Outposts only stay active for a set amount of time, so once it has harvested the GenMat, you’ll need to reactivate it for an in-game cost. If you want to yield more GenMat from it, you can prestige the outpost.
This gives you more room to lay down extra traps and grunts, but also ups the GenMat you can gain from the site. The consequence is that the time the outpost is active will shorten and the price of reactivation will go up. But if you’ve got a fairly successful killbox going, it’s worth the gamble for all the extra goodies it brings.

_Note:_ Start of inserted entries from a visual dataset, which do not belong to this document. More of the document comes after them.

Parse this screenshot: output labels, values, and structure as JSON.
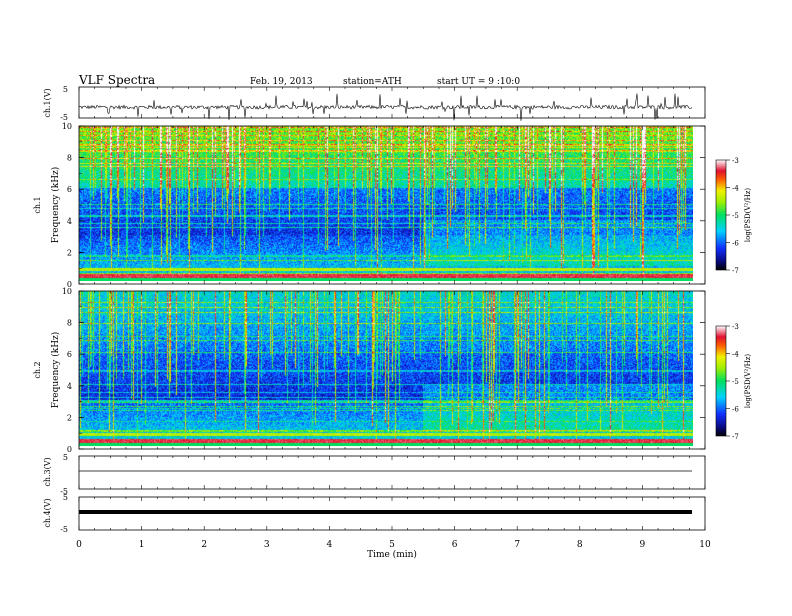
{
  "header": {
    "title": "VLF Spectra",
    "date": "Feb. 19, 2013",
    "station": "station=ATH",
    "start": "start UT = 9 :10:0"
  },
  "colorbar": {
    "label": "log(PSD(V²/Hz)",
    "ticks": [
      "-3",
      "-4",
      "-5",
      "-6",
      "-7"
    ]
  },
  "chart_data": [
    {
      "type": "line",
      "id": "ch1-waveform",
      "ylabel": "ch.1(V)",
      "ylim": [
        -5,
        5
      ],
      "yticks": [
        "5",
        "-5"
      ],
      "x_range": [
        0,
        9.8
      ],
      "baseline": -1.5
    },
    {
      "type": "heatmap",
      "id": "ch1-spectrogram",
      "ylabel_channel": "ch.1",
      "ylabel": "Frequency (kHz)",
      "ylim": [
        0,
        10
      ],
      "yticks": [
        "0",
        "2",
        "4",
        "6",
        "8",
        "10"
      ],
      "x_range": [
        0,
        9.8
      ],
      "color_range": [
        -7,
        -3
      ]
    },
    {
      "type": "heatmap",
      "id": "ch2-spectrogram",
      "ylabel_channel": "ch.2",
      "ylabel": "Frequency (kHz)",
      "ylim": [
        0,
        10
      ],
      "yticks": [
        "0",
        "2",
        "4",
        "6",
        "8",
        "10"
      ],
      "x_range": [
        0,
        9.8
      ],
      "color_range": [
        -7,
        -3
      ]
    },
    {
      "type": "line",
      "id": "ch3-waveform",
      "ylabel": "ch.3(V)",
      "ylim": [
        -5,
        5
      ],
      "yticks": [
        "5",
        "-5"
      ],
      "x_range": [
        0,
        9.8
      ],
      "baseline": 0
    },
    {
      "type": "line",
      "id": "ch4-waveform",
      "ylabel": "ch.4(V)",
      "ylim": [
        -5,
        5
      ],
      "yticks": [
        "5",
        "-5"
      ],
      "x_range": [
        0,
        9.8
      ],
      "baseline": 0
    }
  ],
  "xaxis": {
    "label": "Time (min)",
    "ticks": [
      "0",
      "1",
      "2",
      "3",
      "4",
      "5",
      "6",
      "7",
      "8",
      "9",
      "10"
    ],
    "range": [
      0,
      10
    ]
  }
}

Personally, playing the outposts of other players nearly always left me inspired to replicate the tricks I’d seen in them with my own. A cycle of determination and appreciation occurred where I had to beat difficult outposts to essentially ‘unlock’ what made them work. The beautiful thing about this is that neither the player’s life nor the other player’s GenMat is really at risk.
Givers in the Desert
If you die, you just go back to the entrance and try again, but the player that owns the outpost will gain reputation and material reward for each failure that occurs in their walls. If the raiding player steals the GenMat successfully, it won’t deplete the outpost owner’s actual GenMat supply.
By taking away severe consequences for failure, Behavior has provided a greater focus on one-upmanship and ingenuity. I’m hopeful this will lead to a more playful and creative community in the long run.
I’ll be fascinated to see how Behavior’s Chimera evolves in the coming months and years. Player-led games can be extremely difficult to keep fresh and interesting, but if the core gameplay loop is there, then there’s a good chance of longevity. I certainly want Meet Your Maker to succeed because it’s such a refreshing experience.
Even as I finish writing this review, I’m itching to go check out how many poor souls my outpost has slain overnight. I’m as enthralled by the game’s promise of more power and freedom as the Custodian is of its Chimeras.
Meet Your Maker is now available on PS5 and PS4.
Review code kindly provided by publisher.